The Power of Imagination is Ranbir’s, Not Deepika’s

And that is why, Imtiaz Ali, I am disappointed. Sure, I’ll admit – I didn’t love the film. It came across to me as a kaleidoscope of too many ideas – not perfectly stitched together – but I did get your point about the character Ranbir played. About why his story was important. I just wish you’d imparted some amounts of it to Deepika too.

Don’t get me wrong – Deepika Padukone is brilliant in the movie. That opening scene where she plays the storytelling clown in front of a mock audience, urging a bicentennial man played by Ranbir? Superlative. But does her character really do anything other than play a functional second fiddle to star-of-the-show, he-whose-complexes-matter Ranbir?

Imtiaz Ali, you’ve offered all the complexities to Ranbir – and none to Deepika.
The complexities of the human mind and the struggles to figure them out are all given to Ranbir Kapoor’s character. (Photo Courtesy: Facebook/Tamasha)

Of course you can argue – that role wasn’t even written for her. She pushed the boundaries of the little she had been given – and shone in it. But that’s exactly what makes me wonder – would the same movie have been made with their roles reversed? I, for one, cannot picture it.

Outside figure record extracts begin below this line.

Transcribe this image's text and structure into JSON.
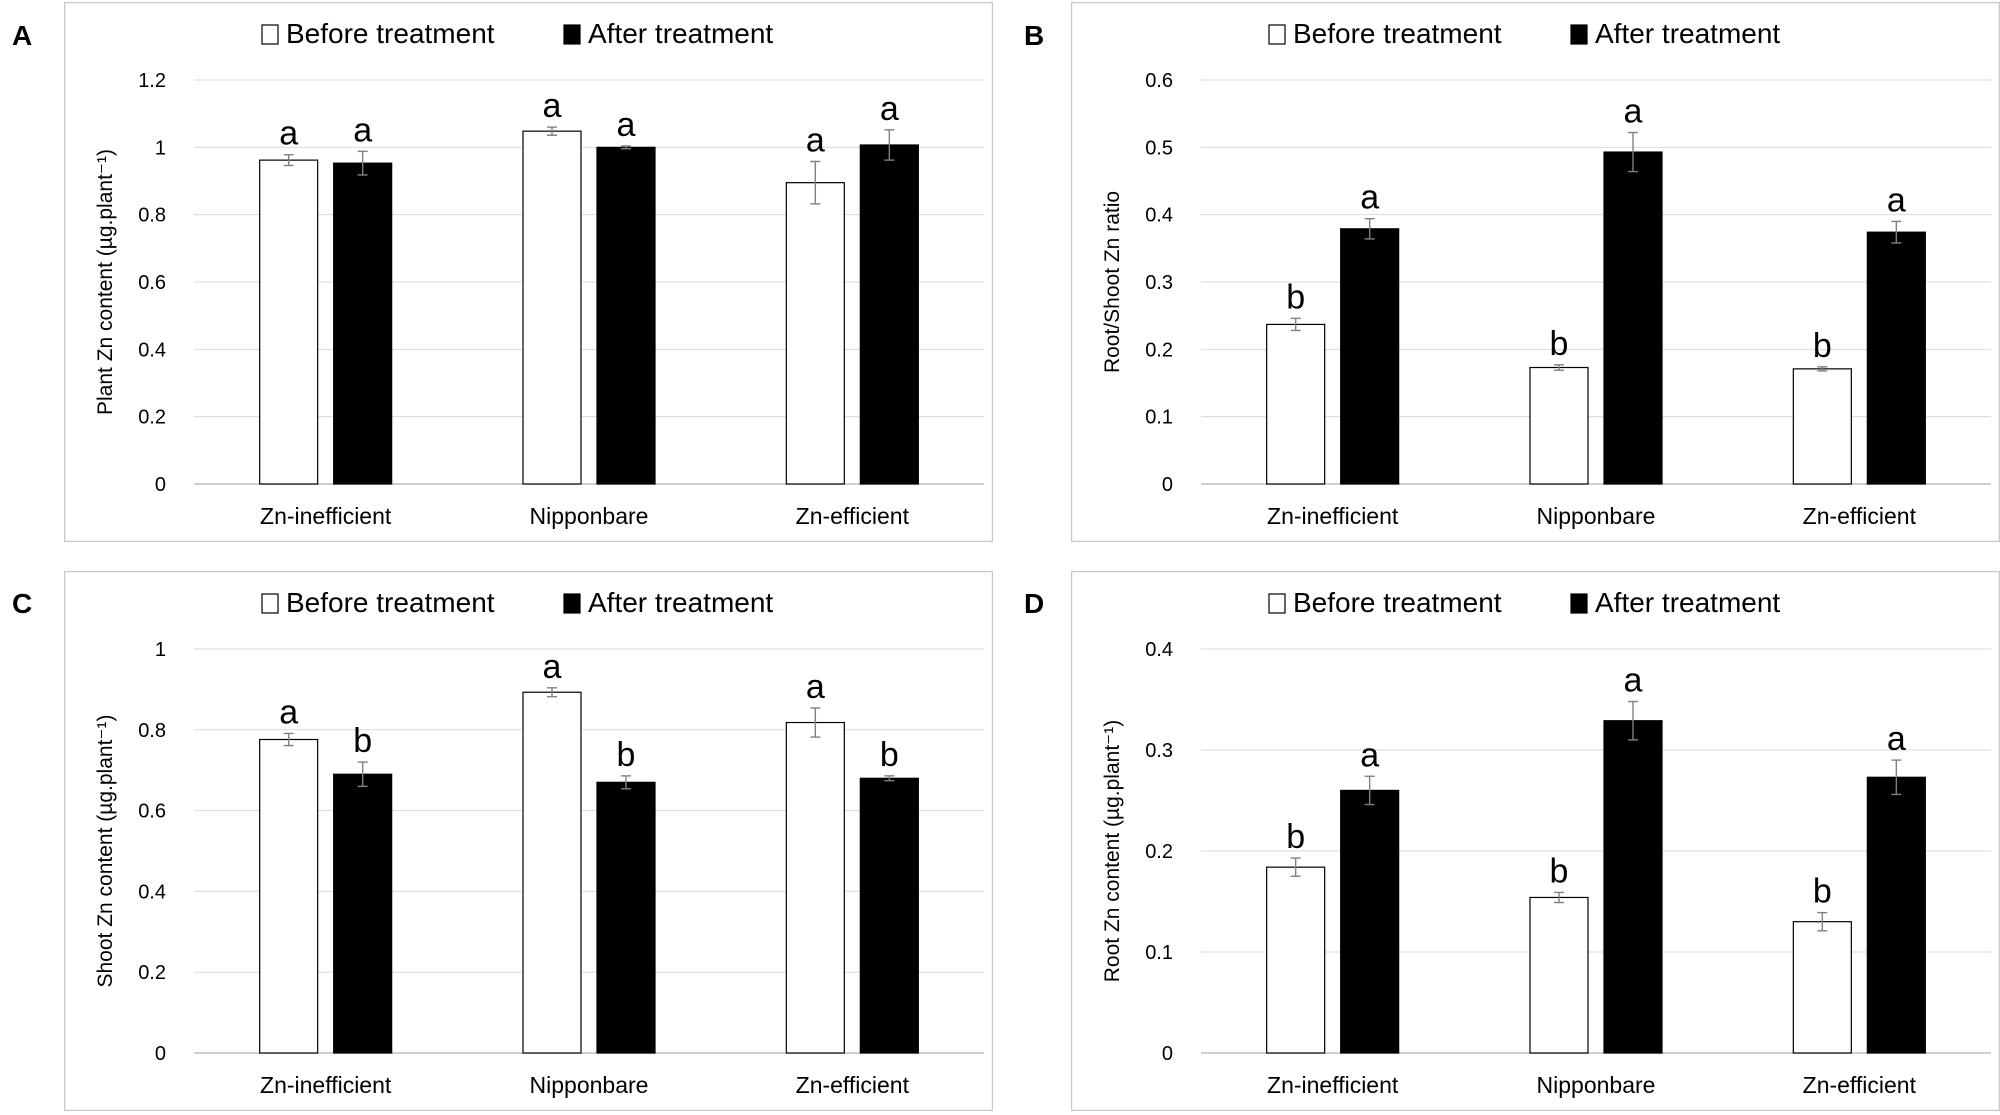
{
  "legend": {
    "before_label": "Before treatment",
    "after_label": "After treatment"
  },
  "colors": {
    "before_fill": "#ffffff",
    "after_fill": "#000000",
    "frame": "#c8c8c8",
    "grid": "#d9d9d9",
    "axis": "#bfbfbf",
    "error_bar": "#808080"
  },
  "chart_data": [
    {
      "panel": "A",
      "type": "bar",
      "ylabel": "Plant Zn content (µg.plant⁻¹)",
      "ylim": [
        0,
        1.2
      ],
      "yticks": [
        0,
        0.2,
        0.4,
        0.6,
        0.8,
        1,
        1.2
      ],
      "ytick_labels": [
        "0",
        "0.2",
        "0.4",
        "0.6",
        "0.8",
        "1",
        "1.2"
      ],
      "categories": [
        "Zn-inefficient",
        "Nipponbare",
        "Zn-efficient"
      ],
      "series": [
        {
          "name": "Before treatment",
          "values": [
            0.962,
            1.048,
            0.895
          ],
          "errors": [
            0.016,
            0.012,
            0.063
          ],
          "letters": [
            "a",
            "a",
            "a"
          ]
        },
        {
          "name": "After treatment",
          "values": [
            0.953,
            1.0,
            1.007
          ],
          "errors": [
            0.035,
            0.004,
            0.045
          ],
          "letters": [
            "a",
            "a",
            "a"
          ]
        }
      ]
    },
    {
      "panel": "B",
      "type": "bar",
      "ylabel": "Root/Shoot Zn ratio",
      "ylim": [
        0,
        0.6
      ],
      "yticks": [
        0,
        0.1,
        0.2,
        0.3,
        0.4,
        0.5,
        0.6
      ],
      "ytick_labels": [
        "0",
        "0.1",
        "0.2",
        "0.3",
        "0.4",
        "0.5",
        "0.6"
      ],
      "categories": [
        "Zn-inefficient",
        "Nipponbare",
        "Zn-efficient"
      ],
      "series": [
        {
          "name": "Before treatment",
          "values": [
            0.237,
            0.173,
            0.171
          ],
          "errors": [
            0.009,
            0.004,
            0.003
          ],
          "letters": [
            "b",
            "b",
            "b"
          ]
        },
        {
          "name": "After treatment",
          "values": [
            0.379,
            0.493,
            0.374
          ],
          "errors": [
            0.015,
            0.029,
            0.016
          ],
          "letters": [
            "a",
            "a",
            "a"
          ]
        }
      ]
    },
    {
      "panel": "C",
      "type": "bar",
      "ylabel": "Shoot Zn content (µg.plant⁻¹)",
      "ylim": [
        0,
        1.0
      ],
      "yticks": [
        0,
        0.2,
        0.4,
        0.6,
        0.8,
        1
      ],
      "ytick_labels": [
        "0",
        "0.2",
        "0.4",
        "0.6",
        "0.8",
        "1"
      ],
      "categories": [
        "Zn-inefficient",
        "Nipponbare",
        "Zn-efficient"
      ],
      "series": [
        {
          "name": "Before treatment",
          "values": [
            0.776,
            0.893,
            0.818
          ],
          "errors": [
            0.015,
            0.011,
            0.036
          ],
          "letters": [
            "a",
            "a",
            "a"
          ]
        },
        {
          "name": "After treatment",
          "values": [
            0.69,
            0.67,
            0.68
          ],
          "errors": [
            0.03,
            0.016,
            0.006
          ],
          "letters": [
            "b",
            "b",
            "b"
          ]
        }
      ]
    },
    {
      "panel": "D",
      "type": "bar",
      "ylabel": "Root Zn content (µg.plant⁻¹)",
      "ylim": [
        0,
        0.4
      ],
      "yticks": [
        0,
        0.1,
        0.2,
        0.3,
        0.4
      ],
      "ytick_labels": [
        "0",
        "0.1",
        "0.2",
        "0.3",
        "0.4"
      ],
      "categories": [
        "Zn-inefficient",
        "Nipponbare",
        "Zn-efficient"
      ],
      "series": [
        {
          "name": "Before treatment",
          "values": [
            0.184,
            0.154,
            0.13
          ],
          "errors": [
            0.009,
            0.005,
            0.009
          ],
          "letters": [
            "b",
            "b",
            "b"
          ]
        },
        {
          "name": "After treatment",
          "values": [
            0.26,
            0.329,
            0.273
          ],
          "errors": [
            0.014,
            0.019,
            0.017
          ],
          "letters": [
            "a",
            "a",
            "a"
          ]
        }
      ]
    }
  ]
}
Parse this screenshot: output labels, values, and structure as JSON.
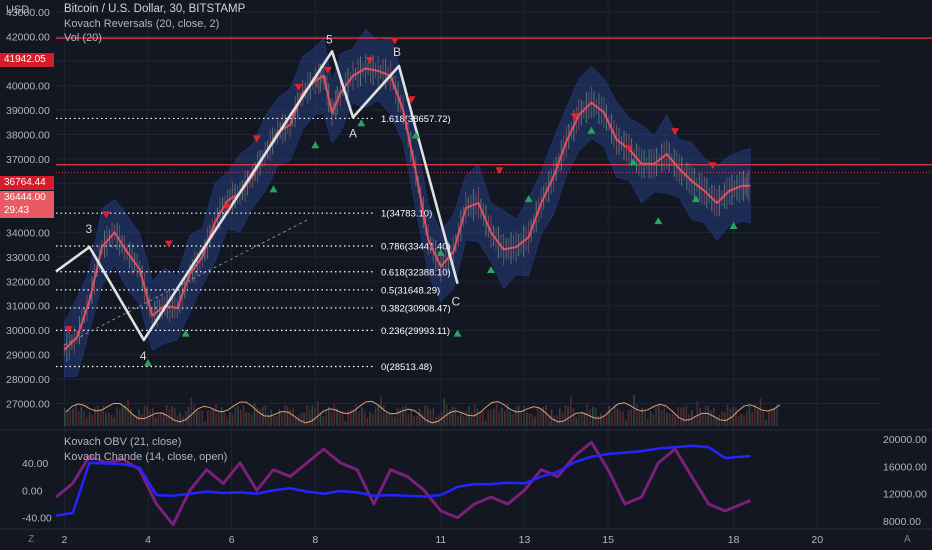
{
  "header": {
    "currency": "USD",
    "title": "Bitcoin / U.S. Dollar, 30, BITSTAMP",
    "indicator1": "Kovach Reversals (20, close, 2)",
    "indicator2": "Vol (20)"
  },
  "lower_panel": {
    "indicator1": "Kovach OBV (21, close)",
    "indicator2": "Kovach Chande (14, close, open)"
  },
  "price_badges": {
    "top": "41942.05",
    "mid": "36764.44",
    "last": "36444.00",
    "countdown": "29:43"
  },
  "controls": {
    "left": "Z",
    "right": "A"
  },
  "colors": {
    "background": "#131722",
    "resistance": "#f23645",
    "price_line": "#e05060",
    "band": "#2a4fa8",
    "wave": "#e0e0e0",
    "fib": "#ffffff",
    "obv": "#2424ff",
    "chande": "#7b1f7b",
    "volume_ma": "#e0a070",
    "arrow_up": "#26a65b",
    "arrow_down": "#e8202a"
  },
  "chart_data": [
    {
      "type": "line",
      "title": "Bitcoin / U.S. Dollar, 30, BITSTAMP",
      "ylim": [
        26000,
        43500
      ],
      "xlim": [
        1.8,
        21.5
      ],
      "x_ticks": [
        "2",
        "4",
        "6",
        "8",
        "11",
        "13",
        "15",
        "18",
        "20"
      ],
      "x_tick_values": [
        2,
        4,
        6,
        8,
        11,
        13,
        15,
        18,
        20
      ],
      "y_ticks": [
        27000,
        28000,
        29000,
        30000,
        31000,
        32000,
        33000,
        34000,
        35000,
        36000,
        37000,
        38000,
        39000,
        40000,
        41000,
        42000,
        43000
      ],
      "y_tick_labels": [
        "27000.00",
        "28000.00",
        "29000.00",
        "30000.00",
        "31000.00",
        "32000.00",
        "33000.00",
        "34000.00",
        "35000.00",
        "36000.00",
        "37000.00",
        "38000.00",
        "39000.00",
        "40000.00",
        "41000.00",
        "42000.00",
        "43000.00"
      ],
      "price": {
        "x": [
          2,
          2.3,
          2.6,
          2.9,
          3.2,
          3.5,
          3.8,
          4.1,
          4.4,
          4.7,
          5,
          5.3,
          5.6,
          5.9,
          6.2,
          6.5,
          6.8,
          7.1,
          7.4,
          7.7,
          8,
          8.2,
          8.4,
          8.6,
          8.9,
          9.2,
          9.5,
          9.8,
          10.1,
          10.4,
          10.7,
          11,
          11.3,
          11.6,
          11.9,
          12.2,
          12.5,
          12.8,
          13.1,
          13.4,
          13.7,
          14,
          14.3,
          14.6,
          14.9,
          15.2,
          15.5,
          15.8,
          16.1,
          16.4,
          16.7,
          17,
          17.3,
          17.6,
          17.9,
          18.2,
          18.4
        ],
        "y": [
          29200,
          29700,
          31200,
          33400,
          34000,
          33200,
          32500,
          30600,
          31000,
          30900,
          32300,
          33000,
          34400,
          35300,
          35600,
          36300,
          37200,
          38100,
          38400,
          39700,
          40200,
          40400,
          38900,
          39700,
          40400,
          40700,
          40600,
          40400,
          39000,
          36500,
          33700,
          32600,
          33200,
          35000,
          35200,
          34000,
          33300,
          33400,
          33800,
          35200,
          36300,
          37700,
          38800,
          39300,
          38900,
          37800,
          37400,
          36800,
          36800,
          37200,
          36600,
          36100,
          35700,
          35200,
          35700,
          35900,
          35900
        ]
      },
      "fibonacci": [
        {
          "ratio": "0",
          "label": "0(28513.48)",
          "value": 28513.48
        },
        {
          "ratio": "0.236",
          "label": "0.236(29993.11)",
          "value": 29993.11
        },
        {
          "ratio": "0.382",
          "label": "0.382(30908.47)",
          "value": 30908.47
        },
        {
          "ratio": "0.5",
          "label": "0.5(31648.29)",
          "value": 31648.29
        },
        {
          "ratio": "0.618",
          "label": "0.618(32388.10)",
          "value": 32388.1
        },
        {
          "ratio": "0.786",
          "label": "0.786(33441.40)",
          "value": 33441.4
        },
        {
          "ratio": "1",
          "label": "1(34783.10)",
          "value": 34783.1
        },
        {
          "ratio": "1.618",
          "label": "1.618(38657.72)",
          "value": 38657.72
        }
      ],
      "resistance_levels": [
        41942.05,
        36764.44
      ],
      "waves": [
        {
          "label": "",
          "x": 1.8,
          "y": 32400
        },
        {
          "label": "3",
          "x": 2.6,
          "y": 33400
        },
        {
          "label": "4",
          "x": 3.9,
          "y": 29600
        },
        {
          "label": "5",
          "x": 8.4,
          "y": 41400
        },
        {
          "label": "A",
          "x": 8.9,
          "y": 38700
        },
        {
          "label": "B",
          "x": 10.0,
          "y": 40800
        },
        {
          "label": "C",
          "x": 11.4,
          "y": 31900
        }
      ]
    },
    {
      "type": "line",
      "title": "Kovach OBV (21, close) / Kovach Chande (14, close, open)",
      "x": [
        1.8,
        2.2,
        2.6,
        3.0,
        3.4,
        3.8,
        4.2,
        4.6,
        5.0,
        5.4,
        5.8,
        6.2,
        6.6,
        7.0,
        7.4,
        7.8,
        8.2,
        8.6,
        9.0,
        9.4,
        9.8,
        10.2,
        10.6,
        11.0,
        11.4,
        11.8,
        12.2,
        12.6,
        13.0,
        13.4,
        13.8,
        14.2,
        14.6,
        15.0,
        15.4,
        15.8,
        16.2,
        16.6,
        17.0,
        17.4,
        17.8,
        18.2,
        18.4
      ],
      "series": [
        {
          "name": "Kovach OBV (21, close)",
          "axis": "right",
          "ylim": [
            7000,
            21000
          ],
          "y_tick_labels": [
            "8000.00",
            "12000.00",
            "16000.00",
            "20000.00"
          ],
          "values": [
            8800,
            9200,
            16500,
            16400,
            16300,
            15800,
            11800,
            11700,
            12000,
            12300,
            12100,
            12200,
            12000,
            12500,
            12800,
            12300,
            12000,
            12400,
            12200,
            11700,
            11800,
            11700,
            11600,
            11800,
            13000,
            13400,
            13400,
            13600,
            13500,
            14500,
            15200,
            16600,
            17400,
            17800,
            18000,
            18200,
            18600,
            18800,
            19000,
            18800,
            17200,
            17400,
            17500
          ]
        },
        {
          "name": "Kovach Chande (14, close, open)",
          "axis": "left",
          "ylim": [
            -55,
            85
          ],
          "y_tick_labels": [
            "-40.00",
            "0.00",
            "40.00"
          ],
          "values": [
            -10,
            10,
            50,
            40,
            45,
            30,
            -20,
            -50,
            0,
            30,
            10,
            40,
            0,
            30,
            20,
            40,
            60,
            40,
            30,
            -20,
            30,
            20,
            0,
            -30,
            -40,
            -20,
            -10,
            -20,
            0,
            30,
            20,
            50,
            70,
            30,
            -20,
            -10,
            40,
            60,
            20,
            -20,
            -30,
            -20,
            -15
          ]
        }
      ]
    }
  ]
}
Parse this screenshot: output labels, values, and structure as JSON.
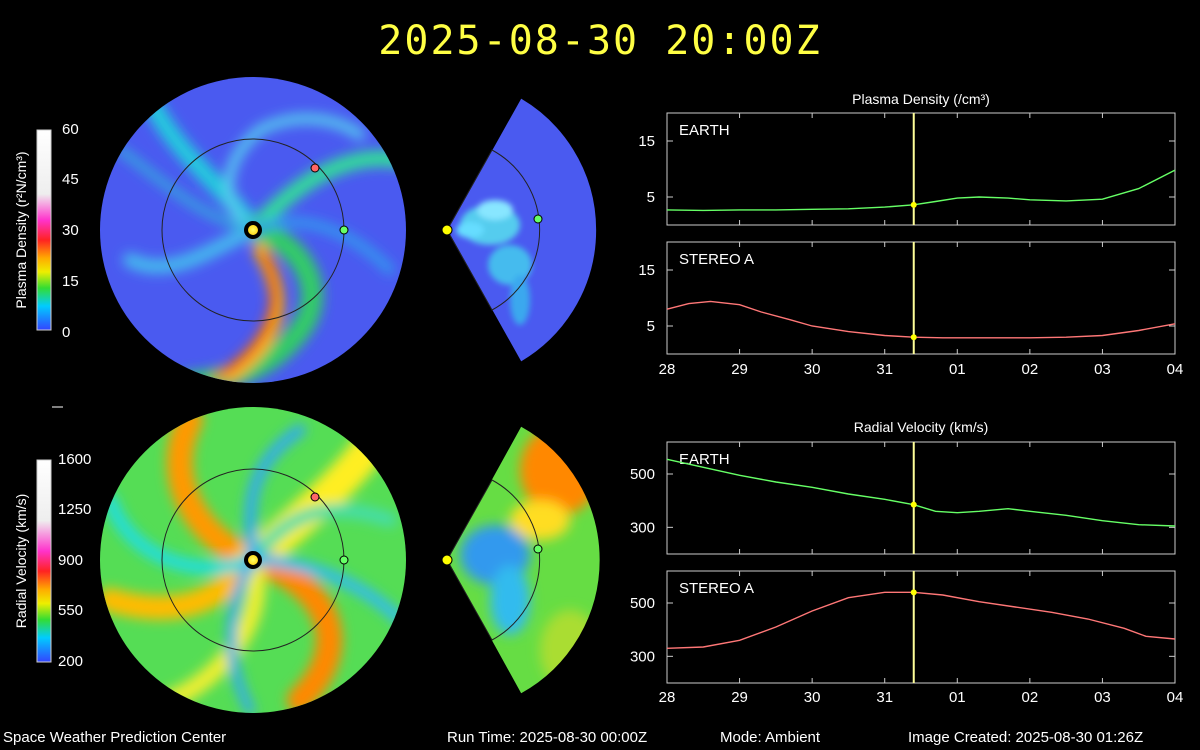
{
  "header": {
    "title": "2025-08-30  20:00Z"
  },
  "footer": {
    "center": "Space Weather Prediction Center",
    "run_time": "Run Time: 2025-08-30 00:00Z",
    "mode": "Mode: Ambient",
    "image_created": "Image Created: 2025-08-30 01:26Z"
  },
  "colors": {
    "earth": "#66ff66",
    "stereo_a": "#ff7777",
    "sun": "#ffff00",
    "time_marker": "#ffff99",
    "background_low": "#4a5af0"
  },
  "colorbars": [
    {
      "label": "Plasma Density (r²N/cm³)",
      "ticks": [
        "60",
        "45",
        "30",
        "15",
        "0"
      ]
    },
    {
      "label": "Radial Velocity (km/s)",
      "ticks": [
        "1600",
        "1250",
        "900",
        "550",
        "200"
      ]
    }
  ],
  "chart_data": [
    {
      "type": "line",
      "title": "Plasma Density (/cm³)",
      "x_ticks": [
        "28",
        "29",
        "30",
        "31",
        "01",
        "02",
        "03",
        "04"
      ],
      "xlim": [
        0,
        7
      ],
      "time_marker": 3.4,
      "panels": [
        {
          "name": "EARTH",
          "ylim": [
            0,
            20
          ],
          "yticks": [
            "15",
            "5"
          ],
          "ytick_values": [
            15,
            5
          ],
          "x": [
            0,
            0.5,
            1,
            1.5,
            2,
            2.5,
            3,
            3.4,
            3.7,
            4,
            4.3,
            4.7,
            5,
            5.5,
            6,
            6.5,
            7
          ],
          "y": [
            2.7,
            2.6,
            2.7,
            2.7,
            2.8,
            2.9,
            3.2,
            3.6,
            4.2,
            4.8,
            5.0,
            4.8,
            4.5,
            4.3,
            4.6,
            6.5,
            9.8
          ]
        },
        {
          "name": "STEREO A",
          "ylim": [
            0,
            20
          ],
          "yticks": [
            "15",
            "5"
          ],
          "ytick_values": [
            15,
            5
          ],
          "x": [
            0,
            0.3,
            0.6,
            1,
            1.3,
            1.7,
            2,
            2.5,
            3,
            3.4,
            3.8,
            4.5,
            5,
            5.5,
            6,
            6.5,
            7
          ],
          "y": [
            8.0,
            9.0,
            9.4,
            8.8,
            7.5,
            6.1,
            5.0,
            4.0,
            3.3,
            3.0,
            2.9,
            2.9,
            2.9,
            3.0,
            3.3,
            4.2,
            5.4
          ]
        }
      ]
    },
    {
      "type": "line",
      "title": "Radial Velocity (km/s)",
      "x_ticks": [
        "28",
        "29",
        "30",
        "31",
        "01",
        "02",
        "03",
        "04"
      ],
      "xlim": [
        0,
        7
      ],
      "time_marker": 3.4,
      "panels": [
        {
          "name": "EARTH",
          "ylim": [
            200,
            620
          ],
          "yticks": [
            "500",
            "300"
          ],
          "ytick_values": [
            500,
            300
          ],
          "x": [
            0,
            0.5,
            1,
            1.5,
            2,
            2.5,
            3,
            3.4,
            3.7,
            4,
            4.3,
            4.7,
            5,
            5.5,
            6,
            6.5,
            7
          ],
          "y": [
            555,
            525,
            495,
            470,
            450,
            425,
            405,
            385,
            360,
            355,
            360,
            370,
            360,
            345,
            325,
            310,
            305
          ]
        },
        {
          "name": "STEREO A",
          "ylim": [
            200,
            620
          ],
          "yticks": [
            "500",
            "300"
          ],
          "ytick_values": [
            500,
            300
          ],
          "x": [
            0,
            0.5,
            1,
            1.5,
            2,
            2.5,
            3,
            3.4,
            3.8,
            4.3,
            4.8,
            5.3,
            5.8,
            6.3,
            6.6,
            7
          ],
          "y": [
            330,
            335,
            360,
            410,
            470,
            520,
            540,
            540,
            530,
            505,
            485,
            465,
            440,
            405,
            375,
            365
          ]
        }
      ]
    }
  ]
}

I woke up today to one of the most powerful things I had heard in a while – Anushka Sharma in an interview with Anupama Chopra saying: “No actor in the Hindi film industry wants to do a George Clooney (in Gravity). If I have a better role than a young male actor, I know for a FACT he’s not going to do it.”

And that’s just where the problem lies. When is a role going to be crafted for a Tamasha where Deepika plays the character with angst? The character who Ranbir breaks up with, for her to dig deep into her psyche and emerge an evolved person?